Faut-il raser une forêt centenaire pour reconstruire le toit demain, dès l’aube, à l’heure où blanchit la campagne, et sans avoir pris le temps d’étudier les options ni même de respirer le parfum des arbres ?
Veut-on laisser l’immensité de nos questions métaphysiques à des multinationales qui tuent des bébé phoques ? Faut-il les exonérer d’impôts quand ils nous piquent nos rêves d’éternité?
Et si on demandait plutôt à Jeff Koons une flèche d’église en forme de sucre-d’orge géant? Ne serait-ce pas plus progressiste? Et ça pourrait faire un bel hommage aux chirurgiens-dentistes, qui bientôt diffuseront des pubs pour leur corporation sur l’écran géant installé en remplacement du gros vitrail qui a brûlé? (un écran LED bien sûr! Make our planet great again!)
D’ailleurs pourrait-on profiter des gros travaux qui s’annoncent pour construire un parking cossu sur l’île de la Cité – parce que tout de même, en voiture, c’est l’enfer, ce coin-là? Au fait, le beffroi sud nous coûte un pognon de dingue. Vaut-il mieux le vendre à un fonds de pension américain qui pourra enfin y installer le Starb*cks qui manque dans le quartier? Ou favoriser une entreprise du CAC40? Et alors sous quelle forme? Une concession de 800 ans? Ou un emprunt à taux variable permettant à la banque de spéculer contre nous, sur le modèle testé en Grèce ?
En réponse à cet épuisant cynisme, je propose de mettre un siècle à reconstruire Notre-Dame. Un siècle minimum. Qu’on promette de ne pas aller plus vite. De mener le tout avec douceur, humilité, délicatesse, soin et exigence écologique, adaptation au fil des années, courage, abnégation, écoute et solidarité.
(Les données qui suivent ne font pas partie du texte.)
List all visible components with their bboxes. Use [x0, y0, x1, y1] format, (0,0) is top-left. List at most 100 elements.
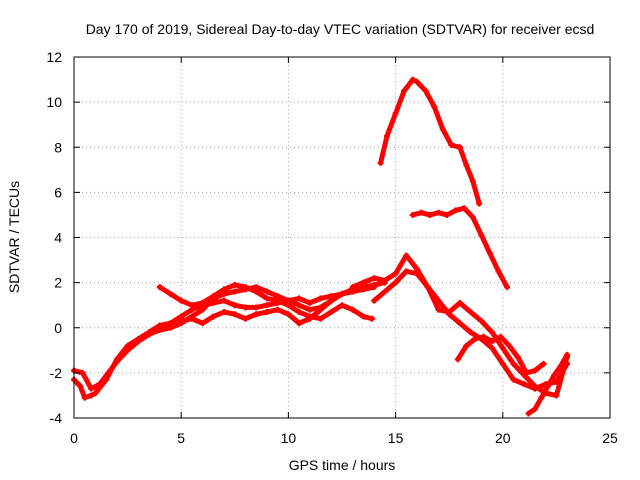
data-point [564, 351, 571, 358]
data-point [392, 279, 399, 286]
data-point [274, 306, 281, 313]
x-tick-label: 25 [602, 430, 618, 446]
data-point [531, 383, 538, 390]
data-point [403, 252, 410, 259]
y-tick-label: 4 [54, 230, 62, 246]
data-point [296, 308, 303, 315]
data-point [497, 333, 504, 340]
series-arc-9 [454, 333, 547, 376]
data-point [499, 345, 506, 352]
series-arc-3 [156, 281, 376, 322]
data-point [476, 200, 483, 207]
data-point [253, 304, 260, 311]
data-point [544, 383, 551, 390]
data-point [306, 299, 313, 306]
data-point [431, 103, 438, 110]
data-point [317, 295, 324, 302]
data-point [478, 232, 485, 239]
data-point [452, 207, 459, 214]
data-point [439, 126, 446, 133]
data-point [328, 308, 335, 315]
data-point [499, 360, 506, 367]
data-point [510, 360, 517, 367]
data-point [489, 329, 496, 336]
data-point [486, 250, 493, 257]
data-point [424, 284, 431, 291]
data-point [349, 306, 356, 313]
data-point [285, 311, 292, 318]
data-point [435, 209, 442, 216]
data-point [221, 297, 228, 304]
x-tick-label: 5 [177, 430, 185, 446]
data-point [199, 306, 206, 313]
data-point [418, 209, 425, 216]
data-point [489, 338, 496, 345]
data-point [360, 279, 367, 286]
data-point [435, 306, 442, 313]
data-point [463, 342, 470, 349]
data-point [523, 369, 530, 376]
series-line [378, 77, 482, 207]
data-point [210, 293, 217, 300]
data-point [242, 315, 249, 322]
data-point [263, 288, 270, 295]
data-point [263, 302, 270, 309]
data-point [156, 327, 163, 334]
x-tick-label: 15 [388, 430, 404, 446]
data-point [253, 311, 260, 318]
series-line [410, 205, 510, 290]
data-point [339, 302, 345, 309]
x-tick-label: 20 [495, 430, 511, 446]
data-point [531, 405, 538, 412]
data-point [77, 383, 84, 390]
data-point [392, 110, 399, 117]
data-point [167, 290, 174, 297]
data-point [371, 275, 378, 282]
data-point [178, 317, 185, 324]
data-point [369, 315, 376, 322]
data-point [88, 385, 95, 392]
data-point [306, 315, 313, 322]
data-point [178, 297, 185, 304]
data-point [471, 336, 478, 343]
data-point [538, 394, 545, 401]
x-tick-label: 10 [281, 430, 297, 446]
data-point [274, 297, 281, 304]
data-point [456, 144, 463, 151]
data-point [231, 311, 238, 318]
data-point [360, 313, 367, 320]
y-tick-label: 8 [54, 139, 62, 155]
data-point [188, 302, 195, 309]
data-point [426, 211, 433, 218]
data-point [349, 284, 356, 291]
data-point [188, 315, 195, 322]
y-tick-label: 0 [54, 320, 62, 336]
data-point [92, 390, 99, 397]
data-point [263, 308, 270, 315]
data-point [495, 268, 502, 275]
data-point [79, 369, 86, 376]
data-point [377, 160, 384, 167]
data-series-group [71, 76, 571, 417]
data-point [296, 302, 303, 309]
data-point [381, 277, 388, 284]
series-arc-4 [178, 286, 356, 327]
y-tick-label: -4 [50, 410, 63, 426]
y-tick-label: -2 [50, 365, 63, 381]
data-point [480, 333, 487, 340]
data-point [469, 178, 476, 185]
data-point [221, 308, 228, 315]
data-point [557, 363, 564, 370]
data-point [456, 299, 463, 306]
data-point [105, 369, 112, 376]
data-point [317, 315, 324, 322]
data-point [242, 284, 249, 291]
data-point [444, 211, 451, 218]
data-point [296, 295, 303, 302]
axis-ticks: 0 5 10 15 20 25 -4 -2 0 2 4 6 8 10 12 [46, 49, 618, 446]
data-point [339, 290, 345, 297]
data-point [489, 345, 496, 352]
data-point [124, 347, 131, 354]
data-point [553, 392, 560, 399]
data-point [525, 410, 532, 417]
Et qu’on profite de tout ce temps pour réfléchir à la portée de nos actes.
Tou.te.s assis.es par terre, en silence ou en discutant, avec nos petites mains, on ferait des ateliers vitraux et taille de pierre. Du torchis aussi pourquoi pas. On apprendrait. On inventerait. On se transmettrait du savoir, de génération en génération.
On accepterait tout le monde, même les chaînes d’info continue, qui voyant qu’il ne se passe rien d’outrageux, renonceraient bientôt à nous filmer, et viendraient rejoindre l’atelier verre soufflé. On accepterait même les PDG de multinationales, tant qu’ils se mettent pieds nus, en tailleur, et n’essayent pas de nous délocaliser.
Ce serait laïc, au vrai sens du terme, c’est-à-dire que chacun.e y croirait en ce qu’il/elle voudra et l’exprimera à sa guise. Evidemment on pourra aussi ne pas croire en Dieu, croire en plusieurs, croire en la réincarnation de Dalida ou comme dit ma mère ‘croire en l’humain’.
Par moments, les orgues joueraient des slows -pourquoi pas- et on danserait.
Aucun.e de nous ne verrait jamais l’aboutissement ultime, la chose terminée, (peut-être nos enfants, ou nos petits-enfants?) et ça n’aurait aucune importance.